Plateforme de l’opposition
Le projet commençait à gagner de la vitesse dans les esprits des ivoiriens, des partis et organisations commençaient à s’annoncer partants, l’espoir grandissait. Bedié et le PDCI s’adressaient à Affi comme le président du FPI. Ils ont signé plusieurs documents avec Affi où il était bien mentionné Affi, président du FPI. À un moment, Guikahué a entrepris des démarches envers les dissidents du FPI pour les emmener à la plateforme. Le président Affi, quand la question lui a été posée de savoir si cela le dérangeait, a dit publiquement que cela ne le dérangeait pas du tout, l’essentiel étant que tout le monde se retrouve dans la plateforme pour aller unis aux élections en 2020 selon l’approche qui aura été décidée dans la plateforme, à savoir s’il faut un candidat unique ou s’il faut que chaque parti ait son candidat au premier tour et soutenir celui qui sera au second tour.

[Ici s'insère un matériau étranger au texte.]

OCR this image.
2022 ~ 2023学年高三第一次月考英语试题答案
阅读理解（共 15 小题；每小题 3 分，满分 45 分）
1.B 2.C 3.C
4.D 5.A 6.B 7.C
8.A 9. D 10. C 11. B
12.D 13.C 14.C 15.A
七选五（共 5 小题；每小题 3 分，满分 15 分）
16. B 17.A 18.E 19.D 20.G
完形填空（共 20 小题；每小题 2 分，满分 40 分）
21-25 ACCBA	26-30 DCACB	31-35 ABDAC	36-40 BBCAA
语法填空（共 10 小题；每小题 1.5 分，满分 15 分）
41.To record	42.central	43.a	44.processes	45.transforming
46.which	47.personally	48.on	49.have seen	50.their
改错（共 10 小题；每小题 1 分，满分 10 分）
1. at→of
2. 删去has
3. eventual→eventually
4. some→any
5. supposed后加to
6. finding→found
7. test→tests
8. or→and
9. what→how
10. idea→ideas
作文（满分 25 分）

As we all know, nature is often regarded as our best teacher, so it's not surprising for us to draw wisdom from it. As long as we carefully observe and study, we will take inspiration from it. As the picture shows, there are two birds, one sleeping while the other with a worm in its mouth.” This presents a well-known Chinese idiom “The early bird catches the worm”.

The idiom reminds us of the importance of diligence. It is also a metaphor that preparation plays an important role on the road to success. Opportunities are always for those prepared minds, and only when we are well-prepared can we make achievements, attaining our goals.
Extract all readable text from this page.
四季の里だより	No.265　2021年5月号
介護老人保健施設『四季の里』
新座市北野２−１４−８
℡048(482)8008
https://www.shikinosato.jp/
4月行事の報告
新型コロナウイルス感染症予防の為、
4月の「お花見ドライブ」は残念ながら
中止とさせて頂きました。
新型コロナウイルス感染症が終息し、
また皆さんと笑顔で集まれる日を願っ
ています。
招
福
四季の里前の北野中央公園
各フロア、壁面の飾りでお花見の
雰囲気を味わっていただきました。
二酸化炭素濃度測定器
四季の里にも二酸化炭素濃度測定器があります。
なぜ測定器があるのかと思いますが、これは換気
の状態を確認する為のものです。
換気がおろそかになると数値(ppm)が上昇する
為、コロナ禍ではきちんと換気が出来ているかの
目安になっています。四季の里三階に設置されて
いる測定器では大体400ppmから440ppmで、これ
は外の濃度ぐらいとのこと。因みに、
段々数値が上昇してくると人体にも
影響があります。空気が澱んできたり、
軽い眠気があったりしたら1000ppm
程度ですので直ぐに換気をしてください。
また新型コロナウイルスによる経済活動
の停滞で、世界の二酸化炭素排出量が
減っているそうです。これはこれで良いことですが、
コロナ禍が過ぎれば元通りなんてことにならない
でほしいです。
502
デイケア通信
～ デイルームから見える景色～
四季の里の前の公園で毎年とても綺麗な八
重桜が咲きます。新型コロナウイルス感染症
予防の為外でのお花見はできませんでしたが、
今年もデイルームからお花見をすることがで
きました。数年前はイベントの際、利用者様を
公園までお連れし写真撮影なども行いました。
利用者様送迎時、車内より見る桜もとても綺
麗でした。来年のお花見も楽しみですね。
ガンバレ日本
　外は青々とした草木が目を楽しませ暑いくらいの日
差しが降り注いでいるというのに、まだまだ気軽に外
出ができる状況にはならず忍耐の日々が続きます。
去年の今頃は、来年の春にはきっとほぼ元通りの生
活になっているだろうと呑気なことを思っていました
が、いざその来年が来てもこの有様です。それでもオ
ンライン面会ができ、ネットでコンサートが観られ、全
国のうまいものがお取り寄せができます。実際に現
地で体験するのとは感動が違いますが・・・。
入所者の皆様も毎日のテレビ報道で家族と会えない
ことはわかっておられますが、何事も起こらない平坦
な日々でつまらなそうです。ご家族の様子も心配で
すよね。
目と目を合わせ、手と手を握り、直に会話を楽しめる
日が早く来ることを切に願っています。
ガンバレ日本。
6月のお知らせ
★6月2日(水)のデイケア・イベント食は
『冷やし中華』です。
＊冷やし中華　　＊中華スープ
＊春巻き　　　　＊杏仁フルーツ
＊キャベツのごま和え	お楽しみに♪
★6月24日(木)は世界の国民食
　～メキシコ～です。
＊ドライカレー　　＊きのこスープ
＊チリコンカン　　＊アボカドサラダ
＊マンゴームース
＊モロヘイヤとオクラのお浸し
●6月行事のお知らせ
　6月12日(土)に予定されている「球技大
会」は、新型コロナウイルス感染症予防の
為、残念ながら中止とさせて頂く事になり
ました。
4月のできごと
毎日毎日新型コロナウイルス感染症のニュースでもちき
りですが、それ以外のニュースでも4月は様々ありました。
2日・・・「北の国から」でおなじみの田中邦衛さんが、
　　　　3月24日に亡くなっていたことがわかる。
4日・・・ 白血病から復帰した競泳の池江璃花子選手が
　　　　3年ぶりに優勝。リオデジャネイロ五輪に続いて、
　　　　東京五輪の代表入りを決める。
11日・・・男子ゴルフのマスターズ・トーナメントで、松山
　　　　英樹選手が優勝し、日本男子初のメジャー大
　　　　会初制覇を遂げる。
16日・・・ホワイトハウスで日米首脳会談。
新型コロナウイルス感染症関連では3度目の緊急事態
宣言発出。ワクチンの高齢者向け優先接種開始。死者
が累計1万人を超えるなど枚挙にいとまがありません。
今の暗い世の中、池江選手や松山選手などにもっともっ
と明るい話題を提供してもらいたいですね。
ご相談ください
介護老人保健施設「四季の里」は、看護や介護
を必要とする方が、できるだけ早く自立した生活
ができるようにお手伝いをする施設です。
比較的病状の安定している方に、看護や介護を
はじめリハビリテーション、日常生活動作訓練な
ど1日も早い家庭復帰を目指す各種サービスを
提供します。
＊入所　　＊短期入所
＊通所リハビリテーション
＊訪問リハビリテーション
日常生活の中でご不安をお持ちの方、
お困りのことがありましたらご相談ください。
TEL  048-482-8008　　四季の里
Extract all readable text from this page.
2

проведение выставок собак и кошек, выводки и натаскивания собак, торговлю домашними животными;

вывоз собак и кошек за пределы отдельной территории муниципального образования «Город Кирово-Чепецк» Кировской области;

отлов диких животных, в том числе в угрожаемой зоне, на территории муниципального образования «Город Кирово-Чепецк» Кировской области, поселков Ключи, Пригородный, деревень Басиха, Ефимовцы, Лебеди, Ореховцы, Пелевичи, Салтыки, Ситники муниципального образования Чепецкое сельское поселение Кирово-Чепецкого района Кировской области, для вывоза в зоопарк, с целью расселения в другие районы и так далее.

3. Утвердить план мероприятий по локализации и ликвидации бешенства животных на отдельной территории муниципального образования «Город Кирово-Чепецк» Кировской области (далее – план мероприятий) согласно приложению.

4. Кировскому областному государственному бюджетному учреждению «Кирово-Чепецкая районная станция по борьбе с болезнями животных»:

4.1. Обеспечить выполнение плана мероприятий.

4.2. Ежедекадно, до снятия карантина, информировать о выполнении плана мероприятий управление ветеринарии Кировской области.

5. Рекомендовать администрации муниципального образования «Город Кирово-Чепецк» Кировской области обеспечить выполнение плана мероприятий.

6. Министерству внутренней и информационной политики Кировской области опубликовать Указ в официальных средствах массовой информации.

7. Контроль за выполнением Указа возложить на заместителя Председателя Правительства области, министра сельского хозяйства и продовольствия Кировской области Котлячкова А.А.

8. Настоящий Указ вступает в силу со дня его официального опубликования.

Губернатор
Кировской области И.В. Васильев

Mais les dissidents du FPI ont dit que si Affi est dans la plateforme en tant que président du FPI, alors eux ils n’y viennent pas. Affi avait même répondu pour dire que si c’est sa présence qui gêne les dissidents, s’il est assis à gauche, eux ils peuvent aller à droite. S’il est devant, ils peuvent aller derrière. S’il est derrière, eux ils peuvent aller devant. L’essentiel c’est que tout le monde soit ensemble. La bonne disposition d’esprit d’Affi était clairement affichée, mais les dissidents sont restés inflexibles.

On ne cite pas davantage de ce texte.